# reducing silver oxide with formic acid



## arthur kierski (Jul 26, 2011)

can i obtain pure silver by reducing silver oxide with formic acid?
thanks for replies ----
Arthur


----------



## samuel-a (Jul 27, 2011)

arthur kierski said:


> can i obtain pure silver by reducing silver oxide with formic acid?

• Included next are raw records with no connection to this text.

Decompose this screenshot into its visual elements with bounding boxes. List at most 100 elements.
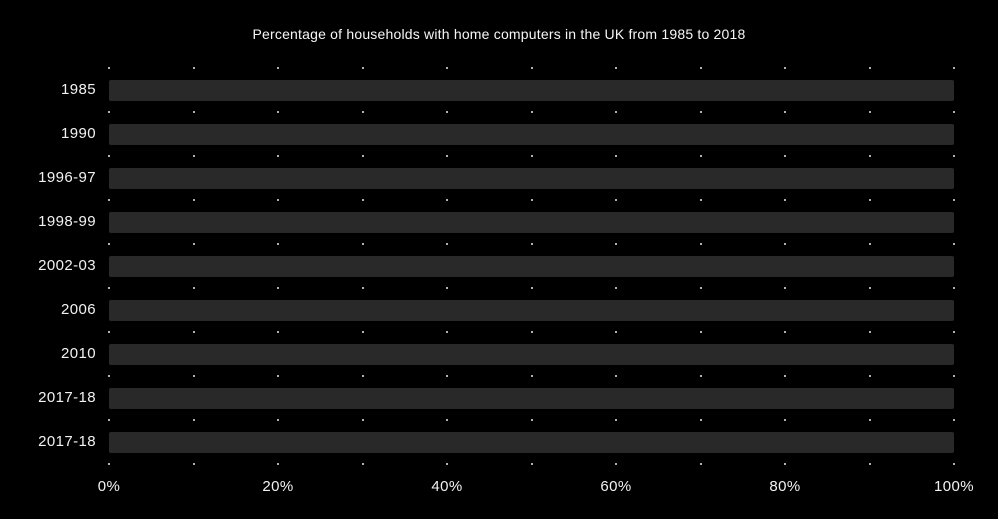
grid-dot: [953, 67, 955, 69]
grid-dot: [446, 155, 448, 157]
grid-dot: [361, 463, 364, 465]
grid-dot: [868, 331, 871, 333]
grid-dot: [784, 199, 786, 201]
grid-dot: [868, 243, 871, 245]
bar: [109, 343, 954, 365]
grid-dot: [530, 419, 533, 421]
grid-dot: [953, 331, 955, 333]
grid-dot: [530, 463, 533, 465]
grid-dot: [699, 375, 702, 377]
bar: [109, 79, 954, 101]
grid-dot: [108, 419, 110, 421]
category-label: 2002-03: [38, 257, 96, 274]
x-tick-label: 20%: [262, 478, 294, 495]
grid-dot: [108, 463, 110, 465]
category-label: 1990: [61, 125, 96, 142]
x-tick-label: 40%: [431, 478, 463, 495]
grid-dot: [953, 155, 955, 157]
grid-dot: [446, 463, 448, 465]
grid-dot: [446, 419, 448, 421]
grid-dot: [699, 463, 702, 465]
grid-dot: [784, 67, 786, 69]
grid-dot: [530, 155, 533, 157]
grid-dot: [361, 67, 364, 69]
grid-dot: [446, 111, 448, 113]
grid-dot: [953, 199, 955, 201]
grid-dot: [446, 243, 448, 245]
grid-dot: [108, 331, 110, 333]
grid-dot: [868, 375, 871, 377]
category-label: 1998-99: [38, 213, 96, 230]
grid-dot: [868, 111, 871, 113]
plot-area: [108, 67, 955, 465]
grid-dot: [192, 155, 195, 157]
bar: [109, 255, 954, 277]
grid-dot: [108, 111, 110, 113]
grid-dot: [192, 463, 195, 465]
grid-dot: [108, 375, 110, 377]
grid-dot: [108, 243, 110, 245]
x-tick-label: 80%: [769, 478, 801, 495]
chart-title: Percentage of households with home compu…: [252, 26, 746, 42]
grid-dot: [615, 419, 617, 421]
grid-dot: [361, 419, 364, 421]
grid-dot: [192, 375, 195, 377]
grid-dot: [953, 243, 955, 245]
category-label: 2006: [61, 301, 96, 318]
bar: [109, 299, 954, 321]
bar: [109, 387, 954, 409]
grid-dot: [108, 199, 110, 201]
category-label: 1985: [61, 81, 96, 98]
grid-dot: [530, 67, 533, 69]
grid-dot: [108, 287, 110, 289]
grid-dot: [446, 331, 448, 333]
grid-dot: [192, 287, 195, 289]
grid-dot: [699, 287, 702, 289]
grid-dot: [953, 287, 955, 289]
grid-dot: [361, 111, 364, 113]
grid-dot: [953, 111, 955, 113]
grid-dot: [108, 155, 110, 157]
grid-dot: [277, 287, 279, 289]
bar: [109, 431, 954, 453]
grid-dot: [192, 331, 195, 333]
grid-dot: [277, 199, 279, 201]
x-tick-label: 60%: [600, 478, 632, 495]
grid-dot: [192, 67, 195, 69]
x-tick-label: 100%: [934, 478, 974, 495]
grid-dot: [277, 243, 279, 245]
grid-dot: [277, 331, 279, 333]
grid-dot: [192, 199, 195, 201]
grid-dot: [192, 243, 195, 245]
bar: [109, 167, 954, 189]
category-label: 2010: [61, 345, 96, 362]
grid-dot: [868, 67, 871, 69]
grid-dot: [699, 331, 702, 333]
grid-dot: [530, 287, 533, 289]
grid-dot: [277, 111, 279, 113]
category-label: 2017-18: [38, 389, 96, 406]
grid-dot: [277, 67, 279, 69]
grid-dot: [784, 243, 786, 245]
grid-dot: [784, 287, 786, 289]
grid-dot: [699, 155, 702, 157]
grid-dot: [868, 199, 871, 201]
grid-dot: [615, 375, 617, 377]
grid-dot: [277, 375, 279, 377]
grid-dot: [277, 155, 279, 157]
grid-dot: [446, 375, 448, 377]
grid-dot: [615, 199, 617, 201]
grid-dot: [192, 111, 195, 113]
grid-dot: [615, 243, 617, 245]
grid-dot: [530, 243, 533, 245]
grid-dot: [615, 111, 617, 113]
grid-dot: [953, 463, 955, 465]
grid-dot: [784, 419, 786, 421]
bar: [109, 123, 954, 145]
grid-dot: [699, 419, 702, 421]
grid-dot: [361, 243, 364, 245]
grid-dot: [361, 331, 364, 333]
grid-dot: [530, 199, 533, 201]
grid-dot: [530, 331, 533, 333]
grid-dot: [361, 155, 364, 157]
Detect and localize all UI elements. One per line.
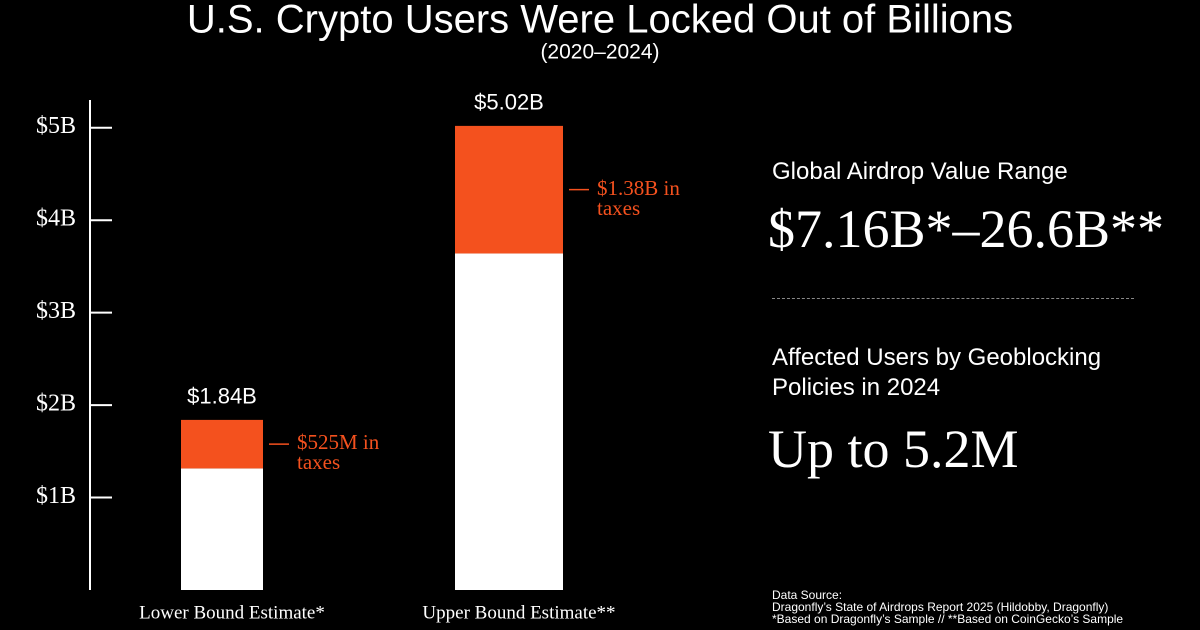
bar-segment <box>455 125 563 254</box>
source-line: Dragonfly’s State of Airdrops Report 202… <box>772 600 1109 614</box>
chart-title: U.S. Crypto Users Were Locked Out of Bil… <box>187 0 1013 42</box>
y-tick-label: $4B <box>36 206 76 232</box>
chart-subtitle: (2020–2024) <box>540 41 659 64</box>
y-tick-label: $1B <box>36 483 76 509</box>
x-tick-label: Upper Bound Estimate** <box>422 602 615 623</box>
panel-title: Affected Users by Geoblocking Policies i… <box>772 344 1102 401</box>
bar-segment <box>455 253 563 591</box>
bar-segment <box>181 419 263 469</box>
value-label: $1.38B in taxes <box>597 175 680 220</box>
source-line: Data Source: <box>772 588 843 602</box>
value-label: $525M in taxes <box>297 430 380 475</box>
total-label: $5.02B <box>474 90 544 115</box>
y-tick-label: $5B <box>36 113 76 139</box>
panel-value: Up to 5.2M <box>768 419 1019 479</box>
x-tick-label: Lower Bound Estimate* <box>139 602 325 623</box>
source-line: *Based on Dragonfly’s Sample // **Based … <box>772 612 1124 626</box>
bar-segment <box>181 468 263 590</box>
panel-value: $7.16B*–26.6B** <box>768 199 1165 259</box>
divider <box>772 298 1134 299</box>
total-label: $1.84B <box>187 384 257 409</box>
y-tick-label: $2B <box>36 391 76 417</box>
y-tick-label: $3B <box>36 298 76 324</box>
source: Data Source: Dragonfly’s State of Airdro… <box>772 589 1123 625</box>
panel-title: Global Airdrop Value Range <box>772 158 1068 185</box>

Arthur, you can simply dry and melt the Ag2O, assuming this is the only element present.


----------



## arthur kierski (Jul 27, 2011)

Samuel,the silver oxide comes from silver chloride +naoh----------normally i wash the silver chloride with hot water until the solution becomes translucid----then i add fe and eliminate the excess iron with some sulfuric-----the silver obtained is over 99%pure and i sell an ounce for over spot price---i asked the question because i wanted to eliminate the agcl cleaning----as i am having sucess with my way,i will continue with it-----
anyway,thanks for the reply----
yours,
Arthur


----------



## samuel-a (Jul 27, 2011)

Arthur

I'm not sure i understand your need...



arthur kierski said:


> i asked the question because i wanted to eliminate the agcl cleaning



In your first post, You ware asking about chemically reducing Ag2O, i simply suggested you a dry way (melting) to do that.
If your starting material is AgCl, then you will need to wash it first, before converting it to oxide... there's no way around it.

The best way to avoid the tedious cleaning of AgCl , is not to produce it in the first place....


----------



## arthur kierski (Jul 27, 2011)

i got all mixed up----please forgive me Sam===i asked 2 diferent questions----
thanks again 
Arthur


----------